Sunday, May 06, 2007

Does Authorship Matter?

When considering my syllabus for this past semester, I wondered if I included enough women and minority writers. I teach three novels, two of which were Ernest Gaines' A Gathering of Old Men and Toni Morrison's The Bluest Eye, so I had the feeling I had given minority writers a voice (sadly, this semester I did not teach David Henry Hwang's M. Butterfly, an omission I don't plan on making again). I teach many works by women writers (including works with obvious feminist themes like "The Yellow Wallpaper" and "Trifles"). But I still felt there might be a lack of women writers.

But then I looked at the works by men that I taught. Lysistrata is a play primarily about women's role in society. King Lear is a play I first read in a Women in Literature course, so it clearly has issues of women involved. When reading One Flew Over the Cuckoo's Nest, we talked about misogyny. When reading Death of a Salesman, we talked about Linda's role. Over and over again when reading books of either male or female authorship, we examined the roles of women in the works and the perspectives of women in the works.

I should add that in my literature course, I barely discuss the author at all. I focus the class primarily on the text, the text, the text (and the reader's experience with the text). I do recognize that the perspective of the writer matters: Aristophanes may give women a voice in Lysistrata, but it is still a man's voice in the woman's mask.

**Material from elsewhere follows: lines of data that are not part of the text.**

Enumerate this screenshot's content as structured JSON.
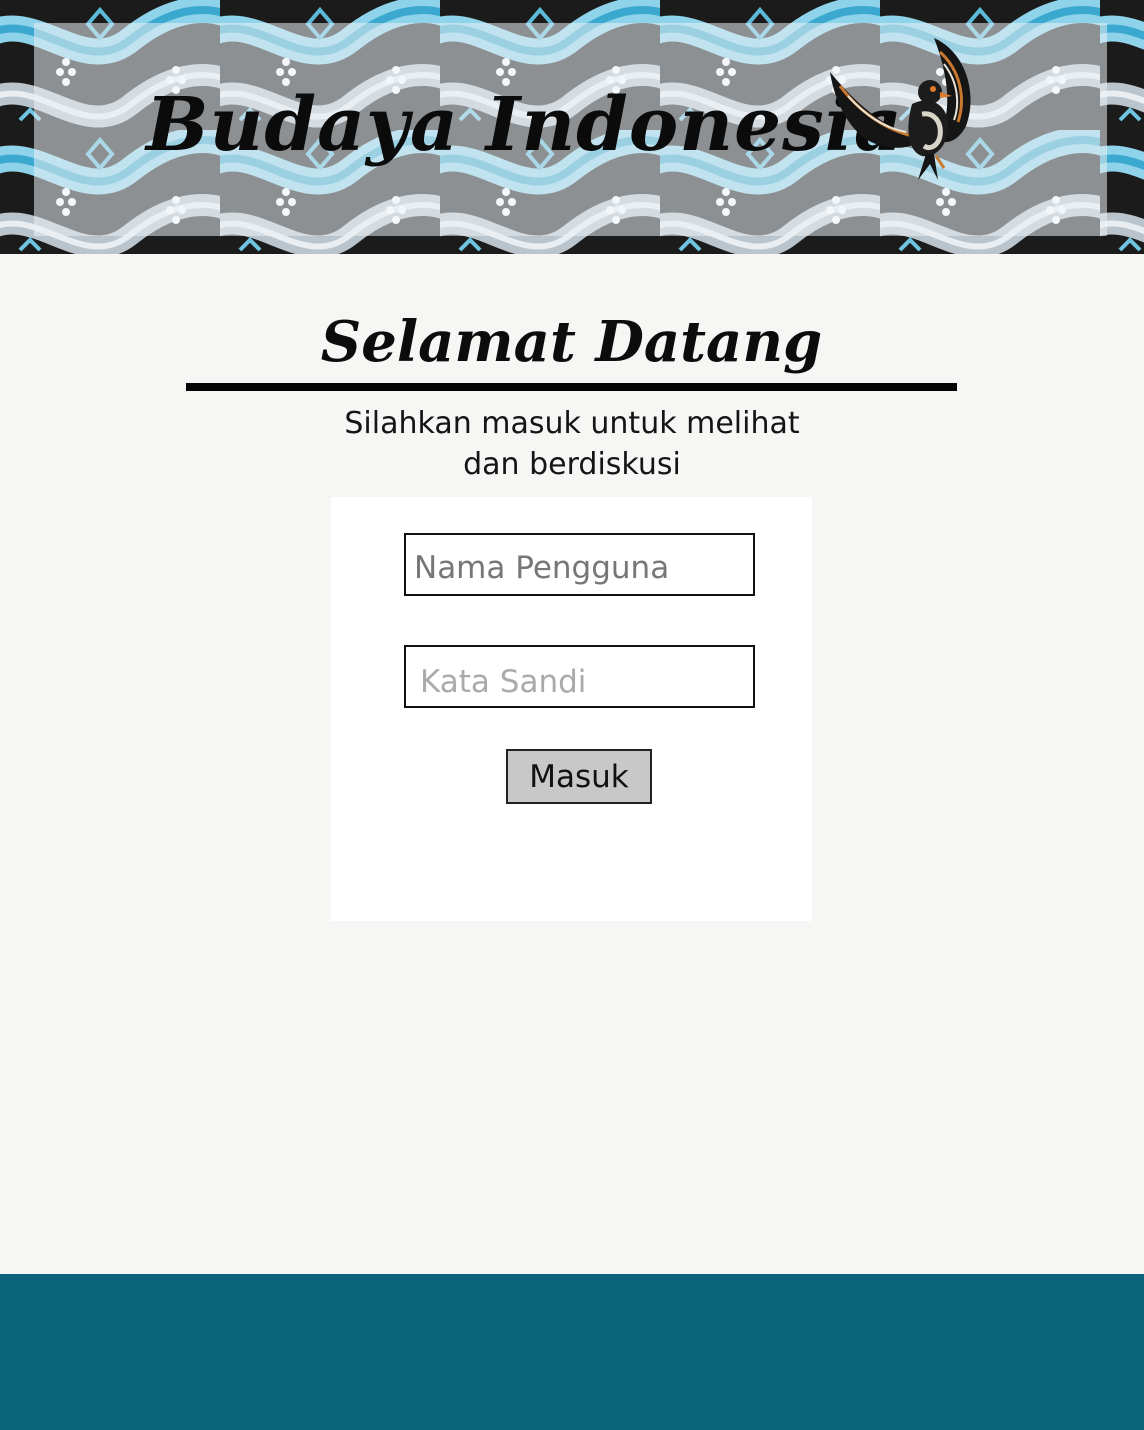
{
  "header": {
    "site_title": "Budaya Indonesia",
    "logo_icon": "garuda-bird-icon"
  },
  "welcome": {
    "heading": "Selamat Datang",
    "subtitle_line1": "Silahkan masuk untuk  melihat",
    "subtitle_line2": "dan berdiskusi"
  },
  "login_form": {
    "username_placeholder": "Nama Pengguna",
    "username_value": "",
    "password_placeholder": "Kata Sandi",
    "password_value": "",
    "submit_label": "Masuk"
  },
  "colors": {
    "page_background": "#f6f7f5",
    "card_background": "#ffffff",
    "footer": "#0b647c",
    "batik_light_blue": "#7fcbe3",
    "batik_dark": "#1a1a1a",
    "button_background": "#c8c8c8"
  }
}
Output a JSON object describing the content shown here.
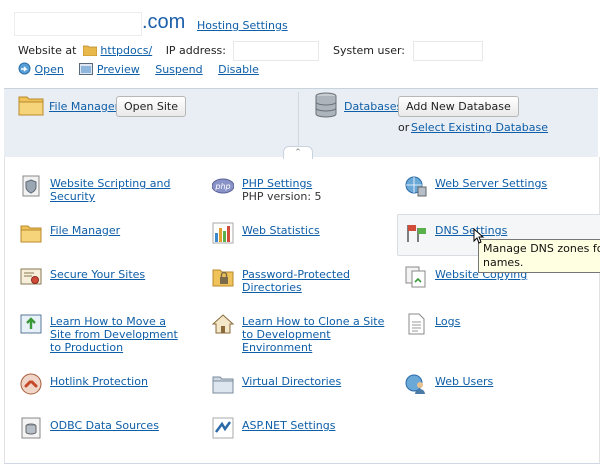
{
  "header": {
    "domain_suffix": ".com",
    "hosting_settings": "Hosting Settings",
    "website_at_label": "Website at",
    "httpdocs": "httpdocs/",
    "ip_label": "IP address:",
    "system_user_label": "System user:",
    "actions": [
      "Open",
      "Preview",
      "Suspend",
      "Disable"
    ]
  },
  "panel": {
    "file_manager": "File Manager",
    "open_site": "Open Site",
    "databases": "Databases",
    "add_database": "Add New Database",
    "or_label": "or",
    "select_existing": "Select Existing Database"
  },
  "items": {
    "website_scripting": "Website Scripting and Security",
    "php_settings": "PHP Settings",
    "php_version": "PHP version: 5",
    "web_server_settings": "Web Server Settings",
    "file_manager": "File Manager",
    "web_statistics": "Web Statistics",
    "dns_settings": "DNS Settings",
    "secure_sites": "Secure Your Sites",
    "password_dirs": "Password-Protected Directories",
    "website_copying": "Website Copying",
    "move_site": "Learn How to Move a Site from Development to Production",
    "clone_site": "Learn How to Clone a Site to Development Environment",
    "logs": "Logs",
    "hotlink": "Hotlink Protection",
    "virtual_dirs": "Virtual Directories",
    "web_users": "Web Users",
    "odbc": "ODBC Data Sources",
    "aspnet": "ASP.NET Settings"
  },
  "tooltip": {
    "line1": "Manage DNS zones for y",
    "line2": "names."
  },
  "colors": {
    "link": "#0e5ea8",
    "panel_bg": "#e9eef4",
    "tooltip_bg": "#ffffe1"
  }
}
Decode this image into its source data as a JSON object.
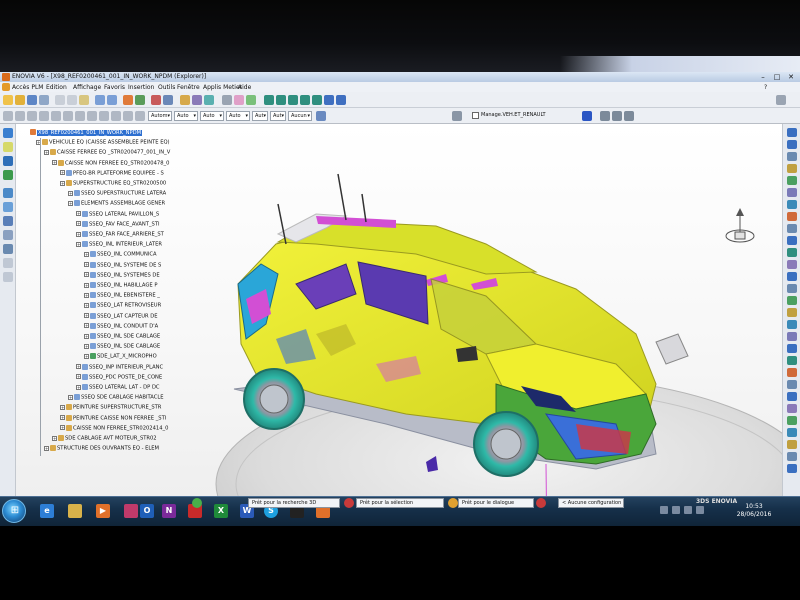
{
  "window": {
    "title": "ENOVIA V6 - [X98_REF0200461_001_IN_WORK_NPDM (Explorer)]",
    "minimize": "–",
    "maximize": "□",
    "close": "✕"
  },
  "menu": {
    "items": [
      "Accès PLM",
      "Edition",
      "Affichage",
      "Favoris",
      "Insertion",
      "Outils",
      "Fenêtre",
      "Applis Metier",
      "Aide"
    ]
  },
  "toolbar2": {
    "combos": [
      "Autom",
      "Auto",
      "Auto",
      "Auto",
      "Aut",
      "Aut",
      "Aucun"
    ],
    "checkbox_label": "Manage.VEH.ET_RENAULT"
  },
  "tree": {
    "nodes": [
      {
        "label": "X98_REF0200461_001_IN_WORK_NPDM",
        "selected": true
      },
      {
        "label": "VEHICULE EQ (CAISSE ASSEMBLEE PEINTE EQ)"
      },
      {
        "label": "CAISSE FERREE EQ _STR0200477_001_IN_V"
      },
      {
        "label": "CAISSE NON FERREE EQ_STR0200478_0"
      },
      {
        "label": "PFEQ-BR PLATEFORME EQUIPEE - S"
      },
      {
        "label": "SUPERSTRUCTURE EQ_STR0200500"
      },
      {
        "label": "SSEQ SUPERSTRUCTURE LATERA"
      },
      {
        "label": "ELEMENTS ASSEMBLAGE GENER"
      },
      {
        "label": "SSEQ LATERAL PAVILLON_S"
      },
      {
        "label": "SSEQ_FAV FACE_AVANT_STI"
      },
      {
        "label": "SSEQ_FAR FACE_ARRIERE_ST"
      },
      {
        "label": "SSEQ_INL INTERIEUR_LATER"
      },
      {
        "label": "SSEQ_INL COMMUNICA"
      },
      {
        "label": "SSEQ_INL SYSTEME DE S"
      },
      {
        "label": "SSEQ_INL SYSTEMES DE"
      },
      {
        "label": "SSEQ_INL HABILLAGE P"
      },
      {
        "label": "SSEQ_INL EBENISTERE _"
      },
      {
        "label": "SSEQ_LAT RETROVISEUR"
      },
      {
        "label": "SSEQ_LAT CAPTEUR DE"
      },
      {
        "label": "SSEQ_INL CONDUIT D'A"
      },
      {
        "label": "SSEQ_INL SDE CABLAGE"
      },
      {
        "label": "SSEQ_INL SDE CABLAGE"
      },
      {
        "label": "SDE_LAT_X_MICROPHO"
      },
      {
        "label": "SSEQ_INP INTERIEUR_PLANC"
      },
      {
        "label": "SSEQ_PDC POSTE_DE_CONE"
      },
      {
        "label": "SSEQ LATERAL LAT - DP DC"
      },
      {
        "label": "SSEQ SDE CABLAGE HABITACLE"
      },
      {
        "label": "PEINTURE SUPERSTRUCTURE_STR"
      },
      {
        "label": "PEINTURE CAISSE NON FERREE _STI"
      },
      {
        "label": "CAISSE NON FERREE_STR0202414_0"
      },
      {
        "label": "SDE CABLAGE AVT MOTEUR_STR02"
      },
      {
        "label": "STRUCTURE DES OUVRANTS EQ - ELEM"
      }
    ]
  },
  "prompt": {
    "field1": "Prêt pour la recherche 3D",
    "field2": "Prêt pour la sélection",
    "field3": "Prêt pour le dialogue",
    "config": "< Aucune configuration >"
  },
  "brand": "3DS ENOVIA",
  "clock": {
    "time": "10:53",
    "date": "28/06/2016"
  },
  "colors": {
    "body_yellow": "#ecec2a",
    "wheel_teal": "#2fb9a8",
    "magenta": "#d24fd4",
    "blue": "#3a6fd8",
    "green": "#4aa63a",
    "purple_glass": "#6a3fb8"
  }
}
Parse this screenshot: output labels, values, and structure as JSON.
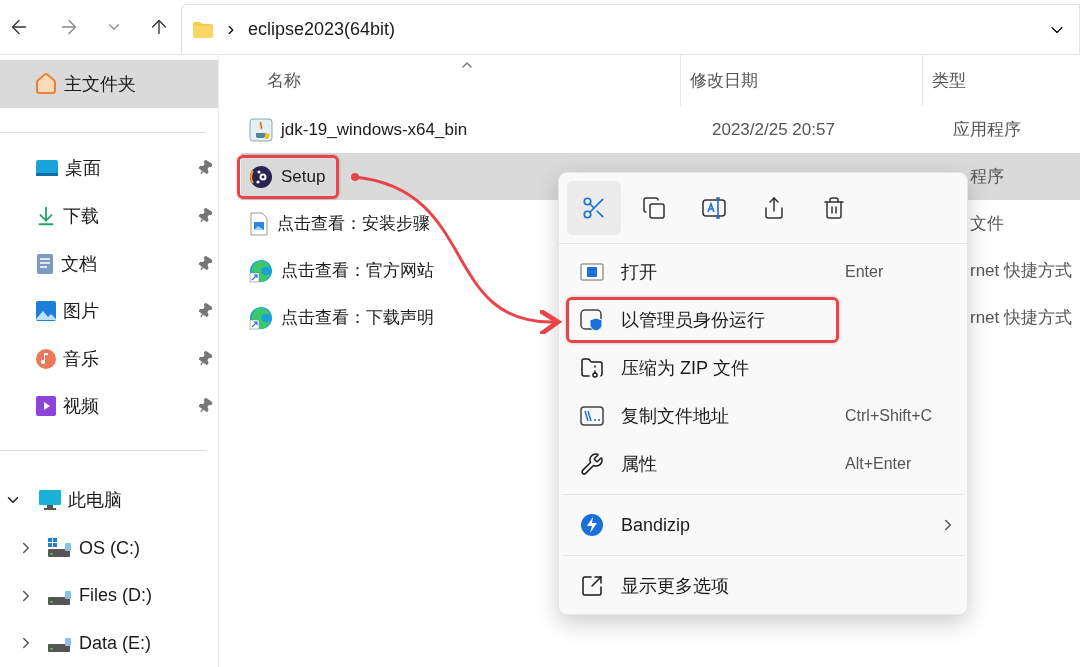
{
  "nav": {
    "path": [
      "eclipse2023(64bit)"
    ]
  },
  "sidebar": {
    "home": {
      "label": "主文件夹",
      "selected": true
    },
    "quick_access": [
      {
        "label": "桌面",
        "kind": "desktop",
        "pinned": true
      },
      {
        "label": "下载",
        "kind": "download",
        "pinned": true
      },
      {
        "label": "文档",
        "kind": "documents",
        "pinned": true
      },
      {
        "label": "图片",
        "kind": "pictures",
        "pinned": true
      },
      {
        "label": "音乐",
        "kind": "music",
        "pinned": true
      },
      {
        "label": "视频",
        "kind": "video",
        "pinned": true
      }
    ],
    "this_pc": {
      "label": "此电脑",
      "expanded": true,
      "children": [
        {
          "label": "OS (C:)",
          "kind": "system",
          "expanded": false
        },
        {
          "label": "Files (D:)",
          "kind": "drive",
          "expanded": false
        },
        {
          "label": "Data (E:)",
          "kind": "drive",
          "expanded": false
        }
      ]
    }
  },
  "table": {
    "columns": [
      {
        "label": "名称",
        "sorted": true
      },
      {
        "label": "修改日期",
        "sorted": false
      },
      {
        "label": "类型",
        "sorted": false
      }
    ],
    "rows": [
      {
        "name": "jdk-19_windows-x64_bin",
        "kind": "installer",
        "date": "2023/2/25 20:57",
        "type": "应用程序",
        "selected": false,
        "highlighted": false
      },
      {
        "name": "Setup",
        "kind": "setup",
        "type": "程序",
        "selected": true,
        "highlighted": true
      },
      {
        "name": "点击查看：安装步骤",
        "kind": "image",
        "type": "文件",
        "selected": false,
        "highlighted": false
      },
      {
        "name": "点击查看：官方网站",
        "kind": "shortcut",
        "type": "rnet 快捷方式",
        "selected": false,
        "highlighted": false
      },
      {
        "name": "点击查看：下载声明",
        "kind": "shortcut",
        "type": "rnet 快捷方式",
        "selected": false,
        "highlighted": false
      }
    ]
  },
  "context_menu": {
    "toolbar": [
      {
        "kind": "cut",
        "hovered": true
      },
      {
        "kind": "copy",
        "hovered": false
      },
      {
        "kind": "rename",
        "hovered": false
      },
      {
        "kind": "share",
        "hovered": false
      },
      {
        "kind": "delete",
        "hovered": false
      }
    ],
    "items": [
      {
        "kind": "item",
        "label": "打开",
        "shortcut": "Enter",
        "highlighted": false
      },
      {
        "kind": "item",
        "label": "以管理员身份运行",
        "highlighted": true
      },
      {
        "kind": "item",
        "label": "压缩为 ZIP 文件",
        "highlighted": false
      },
      {
        "kind": "item",
        "label": "复制文件地址",
        "shortcut": "Ctrl+Shift+C",
        "highlighted": false
      },
      {
        "kind": "item",
        "label": "属性",
        "shortcut": "Alt+Enter",
        "highlighted": false
      },
      {
        "kind": "separator"
      },
      {
        "kind": "submenu",
        "label": "Bandizip",
        "highlighted": false
      },
      {
        "kind": "separator"
      },
      {
        "kind": "item",
        "label": "显示更多选项",
        "highlighted": false
      }
    ]
  }
}
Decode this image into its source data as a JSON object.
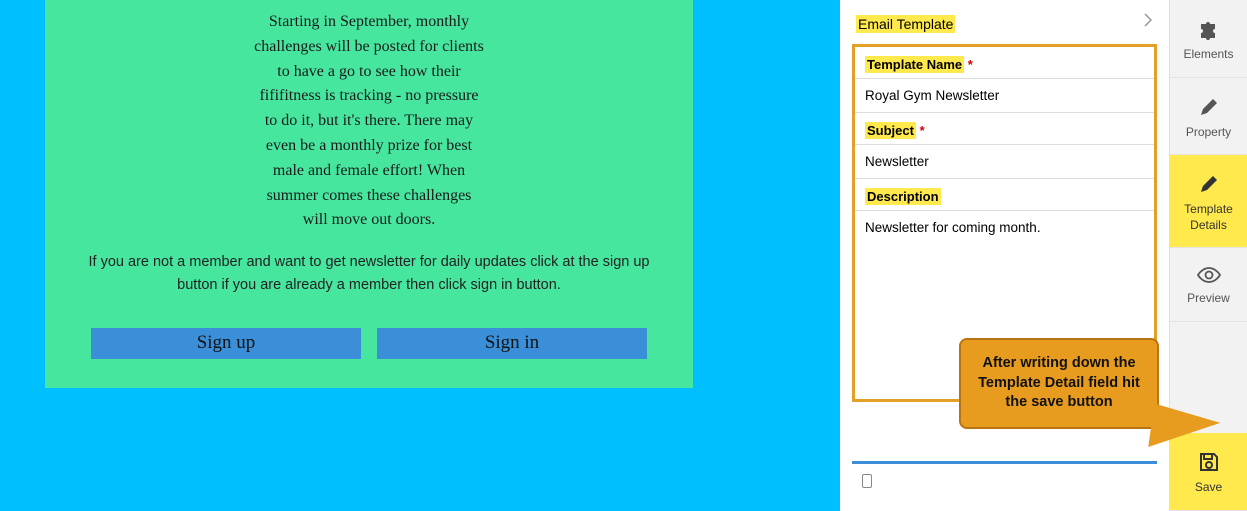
{
  "canvas": {
    "intro_text": "Starting in September, monthly challenges will be posted for clients to have a go to see how their fififitness is tracking - no pressure to do it, but it's there. There may even be a monthly prize for best male and female effort! When summer comes these challenges will move out doors.",
    "cta_text": "If you are not a member and want to get newsletter for daily updates click at the sign up button if you are already a member then click sign in button.",
    "signup_label": "Sign up",
    "signin_label": "Sign in"
  },
  "panel": {
    "header": "Email Template",
    "template_name_label": "Template Name",
    "template_name_value": "Royal Gym Newsletter",
    "subject_label": "Subject",
    "subject_value": "Newsletter",
    "description_label": "Description",
    "description_value": "Newsletter for coming month."
  },
  "callout": {
    "text": "After writing down the Template Detail field hit the save button"
  },
  "toolbar": {
    "elements": "Elements",
    "property": "Property",
    "template_details": "Template Details",
    "preview": "Preview",
    "save": "Save"
  }
}
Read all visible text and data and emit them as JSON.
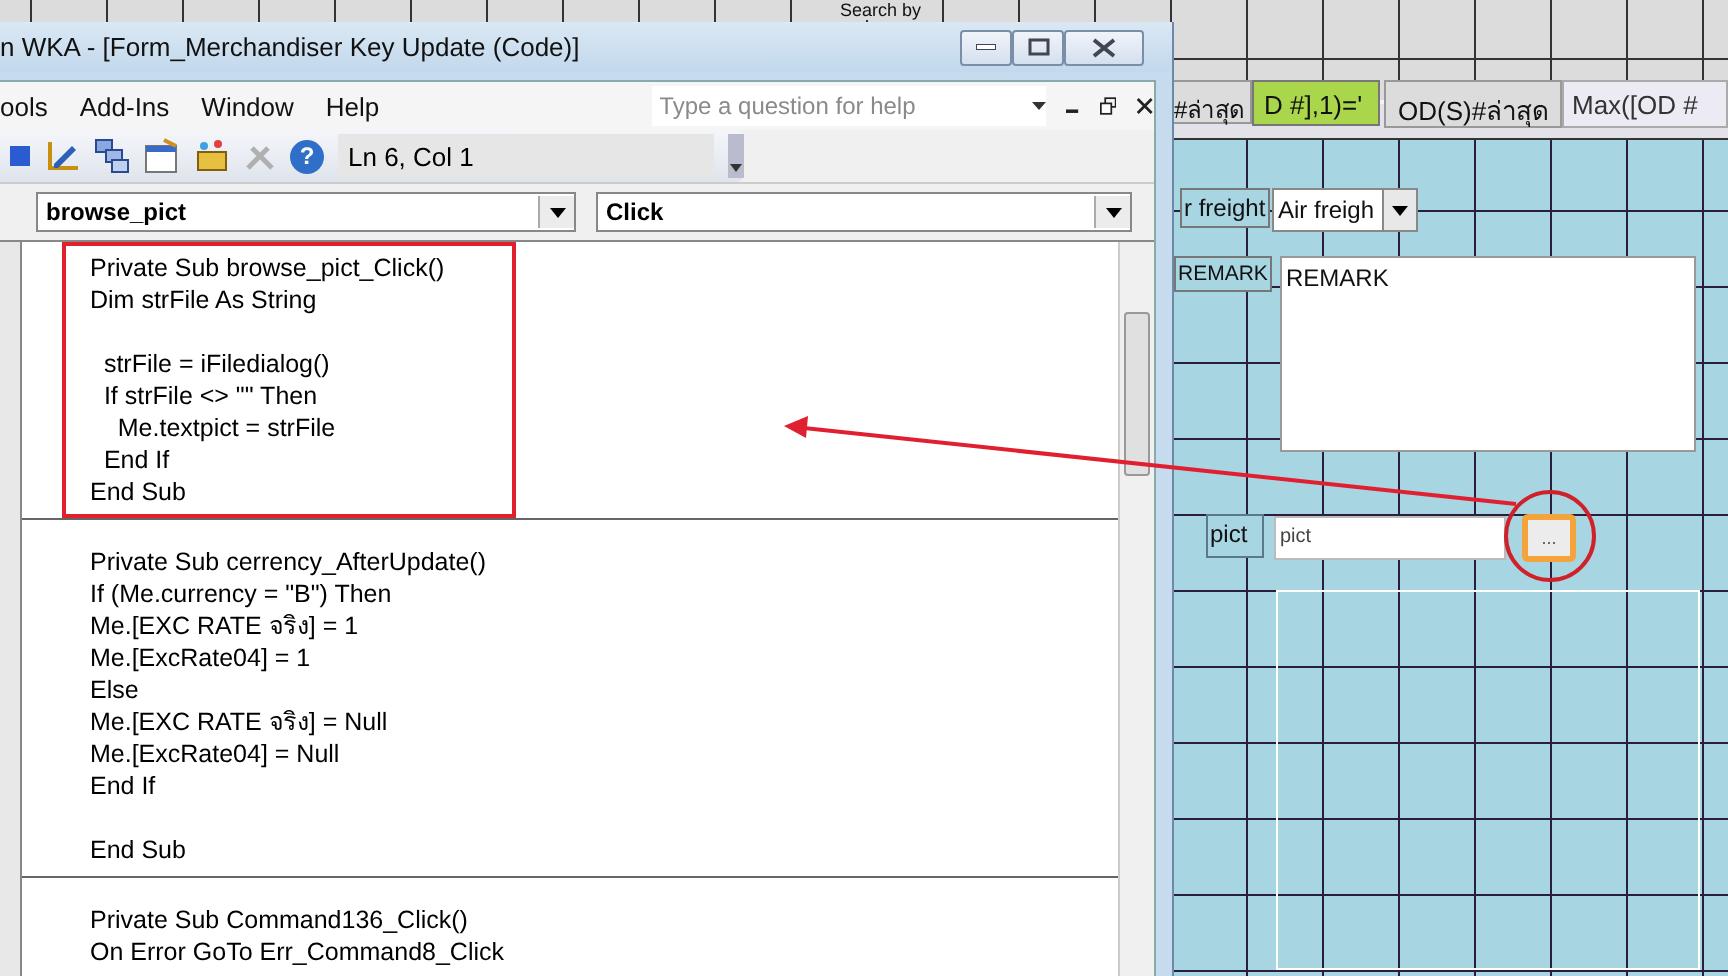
{
  "form_header": {
    "search_by": "Search by",
    "last_label": "#ล่าสุด",
    "formula_box": "D #],1)='",
    "od_label": "OD(S)#ล่าสุด",
    "max_box": "Max([OD #"
  },
  "form_detail": {
    "freight_label": "r freight",
    "freight_combo": "Air freigh",
    "remark_label": "REMARK",
    "remark_box": "REMARK",
    "pict_label": "pict",
    "pict_box": "pict",
    "browse_button": "..."
  },
  "vba_window": {
    "title": "n WKA - [Form_Merchandiser Key Update (Code)]",
    "menu": [
      "ools",
      "Add-Ins",
      "Window",
      "Help"
    ],
    "help_search": {
      "placeholder": "Type a question for help"
    },
    "toolbar": {
      "help_label": "?",
      "position": "Ln 6, Col 1"
    },
    "object_combo": "browse_pict",
    "procedure_combo": "Click",
    "procedures": [
      {
        "highlighted": true,
        "paragraphs": [
          [
            "Private Sub browse_pict_Click()",
            "Dim strFile As String"
          ],
          [
            "  strFile = iFiledialog()",
            "  If strFile <> \"\" Then",
            "    Me.textpict = strFile",
            "  End If",
            "End Sub"
          ]
        ]
      },
      {
        "highlighted": false,
        "paragraphs": [
          [
            "Private Sub cerrency_AfterUpdate()",
            "If (Me.currency = \"B\") Then",
            "Me.[EXC RATE จริง] = 1",
            "Me.[ExcRate04] = 1",
            "Else",
            "Me.[EXC RATE จริง] = Null",
            "Me.[ExcRate04] = Null",
            "End If"
          ],
          [
            "End Sub"
          ]
        ]
      },
      {
        "highlighted": false,
        "paragraphs": [
          [
            "Private Sub Command136_Click()",
            "On Error GoTo Err_Command8_Click"
          ]
        ]
      }
    ]
  }
}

But if we're talking about the roles and perspectives and issues of minorities and women in the works, how important is it that the actual writers be minorities and women? I ask this not in a canonical sense (I do think more minorities and women need to be read and taught), but in a pedagogical sense. For the purpose of my class, for the students' experience with the text and the ideas, for their reading and our discussion, does authorship matter?